Container for pre-processing T1w data before running structural analyses.
Images are available on Docker Hub.
It is highly recommended to run with a GPU, so that the 'accurate' mode of HD-BET can be
used. Run time for accurate mode on a GPU is still much less than for 'fast' mode on the
CPU. Multi-threading for the CPU may be controlled by the OMP_NUM_THREADS environment
variable.
Input is a BIDS dataset and a list of participants or sessions.
For example --participant 123456 or --participant-list participants.txt.
All sessions and T1w images under anat/ will be processed, but existing preprocessed
images and masks will not be overwritten. The participant list should be a list of subject
labels without the sub- prefix.
For example --session 123456,MR1 for sub-123456/ses-MR1 or --session-list sessions.txt for a list of sessions, one per line, in CSV format. Only selected sessions
wil be processed.
-
Reorient image to LPI using
c3d -swapdim. Note this is not a registration, it just reorders the voxels in the image to produce an orientation close to the requested code (LPI). The physical space of the voxels in the image is unchanged, but the header transformation from voxel to physical space is changed. -
Compute a brain mask with HD-BET.
-
(optional) Trim the neck with the
trim_neck.shscript.
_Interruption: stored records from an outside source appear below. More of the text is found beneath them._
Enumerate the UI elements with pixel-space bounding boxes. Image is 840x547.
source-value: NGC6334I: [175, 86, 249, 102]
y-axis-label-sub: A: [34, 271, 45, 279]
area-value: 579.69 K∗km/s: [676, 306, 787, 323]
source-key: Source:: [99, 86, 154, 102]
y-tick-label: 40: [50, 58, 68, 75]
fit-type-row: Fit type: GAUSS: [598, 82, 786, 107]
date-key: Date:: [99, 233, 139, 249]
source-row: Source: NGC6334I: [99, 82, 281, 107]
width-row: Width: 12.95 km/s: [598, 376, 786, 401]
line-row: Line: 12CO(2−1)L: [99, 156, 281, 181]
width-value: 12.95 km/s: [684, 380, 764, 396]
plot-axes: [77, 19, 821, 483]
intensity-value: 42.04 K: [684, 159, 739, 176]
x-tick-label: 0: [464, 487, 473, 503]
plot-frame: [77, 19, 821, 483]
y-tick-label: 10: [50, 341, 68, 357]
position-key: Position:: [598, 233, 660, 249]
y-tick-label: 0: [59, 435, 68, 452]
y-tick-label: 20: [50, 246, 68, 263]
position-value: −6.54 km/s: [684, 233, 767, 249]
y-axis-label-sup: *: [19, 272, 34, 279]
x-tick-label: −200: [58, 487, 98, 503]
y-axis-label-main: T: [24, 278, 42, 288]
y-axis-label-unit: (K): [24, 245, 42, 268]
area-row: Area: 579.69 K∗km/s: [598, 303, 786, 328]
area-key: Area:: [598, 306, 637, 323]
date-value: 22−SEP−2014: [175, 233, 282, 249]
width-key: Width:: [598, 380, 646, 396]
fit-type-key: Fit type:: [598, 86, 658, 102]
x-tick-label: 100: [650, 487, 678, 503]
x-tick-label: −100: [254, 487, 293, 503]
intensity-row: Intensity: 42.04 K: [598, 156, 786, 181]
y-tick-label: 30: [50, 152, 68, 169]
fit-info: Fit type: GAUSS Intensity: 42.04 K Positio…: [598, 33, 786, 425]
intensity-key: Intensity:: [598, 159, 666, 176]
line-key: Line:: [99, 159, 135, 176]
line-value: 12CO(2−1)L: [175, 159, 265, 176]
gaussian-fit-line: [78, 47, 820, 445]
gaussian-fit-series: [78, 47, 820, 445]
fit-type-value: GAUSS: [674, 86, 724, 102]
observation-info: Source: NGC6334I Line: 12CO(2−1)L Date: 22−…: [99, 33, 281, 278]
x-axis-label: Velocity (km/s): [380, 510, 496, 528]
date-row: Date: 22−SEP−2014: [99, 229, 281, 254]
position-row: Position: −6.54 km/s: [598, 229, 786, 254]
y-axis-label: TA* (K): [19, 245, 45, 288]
Resample brain mask into the trimmed space. -
(optional) Set the origin of the trimmed T1w and brain mask to the centroid of the brain mask.
-
Generate QC image.
Output is to a BIDS derivatives dataset. The preprocessed T1w (_desc-preproc_T1w.nii.gz)
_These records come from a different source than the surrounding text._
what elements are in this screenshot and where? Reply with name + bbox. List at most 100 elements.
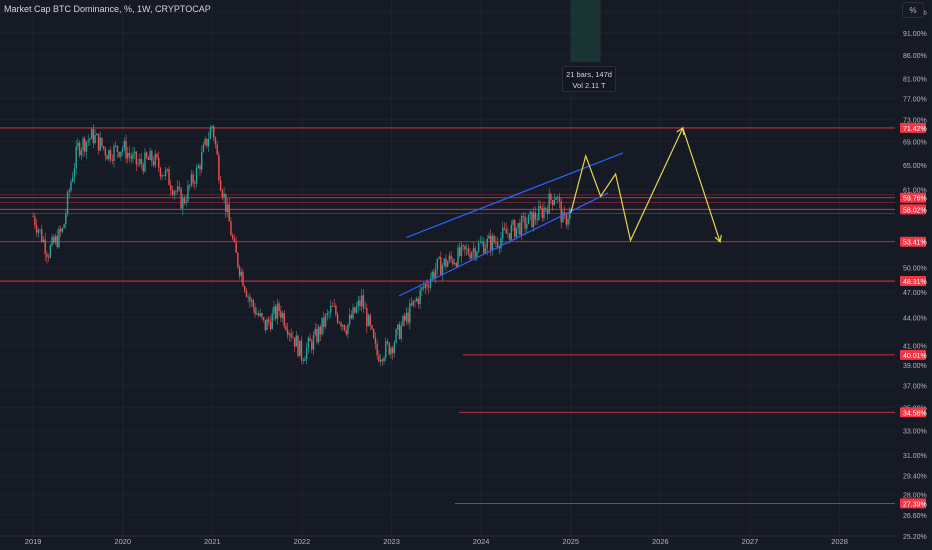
candle-body [390,347,392,355]
candle-body [244,286,246,291]
level-label-bg [900,236,926,247]
level-label-bg [900,498,926,509]
candle-body [266,319,268,331]
channel-line-upper [406,152,624,239]
candle-body [293,337,296,347]
candle-body [367,315,370,327]
candle-body [201,152,203,170]
candle-body [247,296,249,298]
candle-body [104,148,107,156]
candle-body [338,322,341,324]
candle-body [495,242,497,244]
candle-body [254,307,256,315]
candle-body [517,223,519,228]
candle-body [137,163,139,165]
candle-body [474,248,476,258]
percent-scale-button[interactable]: % [902,2,924,18]
candle-body [213,126,215,138]
candle-body [300,340,303,360]
candle-body [226,204,229,212]
candle-body [373,329,375,338]
candle-body [75,146,77,169]
level-label: 58.02% [903,207,927,214]
candle-body [35,225,38,233]
candle-body [151,150,153,162]
channel-lines [398,152,624,297]
candle-body [170,184,172,190]
projection-path [570,126,722,244]
candle-body [397,324,399,330]
candle-body [405,312,408,321]
candle-body [120,151,122,157]
candle-body [139,159,141,164]
candle-body [330,305,332,313]
candle-body [130,155,132,159]
candle-body [70,181,72,191]
candle-body [218,154,220,181]
candle-body [144,152,146,172]
candle-body [47,256,50,258]
candle-body [65,213,67,224]
candle-body [54,235,57,243]
candle-body [123,141,126,149]
candle-body [455,262,457,267]
candle-body [37,230,40,233]
candle-body [323,317,325,327]
candle-body [393,342,396,354]
candle-body [438,256,440,259]
candle-body [503,227,506,230]
candle-body [101,137,103,147]
candle-body [417,298,420,304]
candle-body [383,357,385,362]
measure-tooltip: 21 bars, 147d Vol 2.11 T [562,66,616,92]
candle-body [567,219,569,225]
x-tick-label: 2023 [383,537,400,546]
candle-body [489,235,492,251]
candle-body [149,150,151,160]
candle-body [522,215,525,217]
candle-body [209,128,212,139]
candle-body [256,313,258,315]
candle-body [145,152,148,158]
candle-body [161,175,163,177]
candle-body [381,359,384,362]
level-label: 48.31% [903,279,927,286]
candle-body [376,343,378,356]
candle-body [359,300,361,307]
candle-body [230,221,232,236]
candle-body [66,192,69,214]
chart-title: Market Cap BTC Dominance, %, 1W, CRYPTOC… [4,4,211,14]
candle-body [34,216,36,226]
measure-volume-text: Vol 2.11 T [572,81,606,90]
candle-body [152,161,155,166]
candle-body [178,186,181,189]
candle-body [180,188,182,209]
candle-body [560,201,562,223]
candle-body [348,314,351,325]
y-tick-label: 25.20% [903,534,927,541]
candle-body [202,144,205,153]
level-label-bg [900,192,926,203]
candle-body [51,236,53,246]
candle-body [132,153,134,159]
projection-peak-arrow [676,126,685,136]
candle-body [63,223,65,229]
candle-body [84,138,86,152]
candle-body [221,190,224,197]
candle-body [563,212,566,214]
candle-body [185,201,187,203]
candle-body [366,308,368,327]
candle-body [515,227,518,237]
candle-body [416,298,418,302]
candle-body [250,300,253,302]
candle-body [42,239,45,242]
candle-body [283,312,285,327]
time-axis-bg [0,536,932,550]
candle-body [459,247,461,257]
projection-arrow-head [714,234,722,244]
candle-body [140,159,143,165]
candle-body [538,206,540,221]
candle-body [328,312,330,314]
and brain mask (_desc-brain_mask.nii.gz) are written to the anat folder of the
session, with links to the source data in their respective sidecars. A QC PNG is created
showing the trimmed region and the brain mask on the original data.
** The processing workflow has been updated to use the GPU more efficiently **
In order to maximize GPU utilization, the processing is now done in three stages. If you are on PMACS, this is handled transparently by pmacsT1wPreproccessing.
Otherwise, the stages are as follows:
# Step 1
docker run --rm \
-v ${inputBIDS}:${inputBIDS}:ro \
-v /path/to/output_staging_dir:/workdir \
-v /path/to/list.txt:/input/list.txt:ro \
${container} \
prepare_input \
--input-dataset ${inputBIDS} \
--output-directory /workdir \
--${level}-list /input/list.txt
# step 2: HD-BET (GPU required)
docker run --gpus all --rm \
-v /scratch:/tmp,/path/to/output_staging_dir:/workdir \
${container} \
hdbet \
--input-directory /workdir
# steps 3-5 (set options for neck trim and origin reset as needed)
docker run --rm \
-v /scratch:/tmp,/path/to/output_staging_dir:/workdir \
-v ${inputBIDS}:${inputBIDS}:ro \
-v ${outputBIDS}:${outputBIDS} \
-v /path/to/list.txt:/input/list.txt:ro \
${container} \
postprocessing \
--input-dataset ${inputBIDS} \
--hd-bet-input-dir /workdir \
--output-dataset ${outputBIDS} \
--${level}-list /input/list.txt
# Optionally clean up /path/to/output_staging_dir here
By splitting the workflow, we can only use the GPU for the HD-BET step, and also run the HD-BET step on all subjects in a single process, which is much faster than running each image individually.
Please open an issue if you are not on PMACS and would like a combined script to run all these steps. If you are running locally or have a different cluster environment that enables shared GPU access, a combined script may work just as well. On the PMACS LSF, we have to block the GPU for the entire job duration to prevent processes filling the GPU memory, so we need to split the processing into stages that can be submitted separately.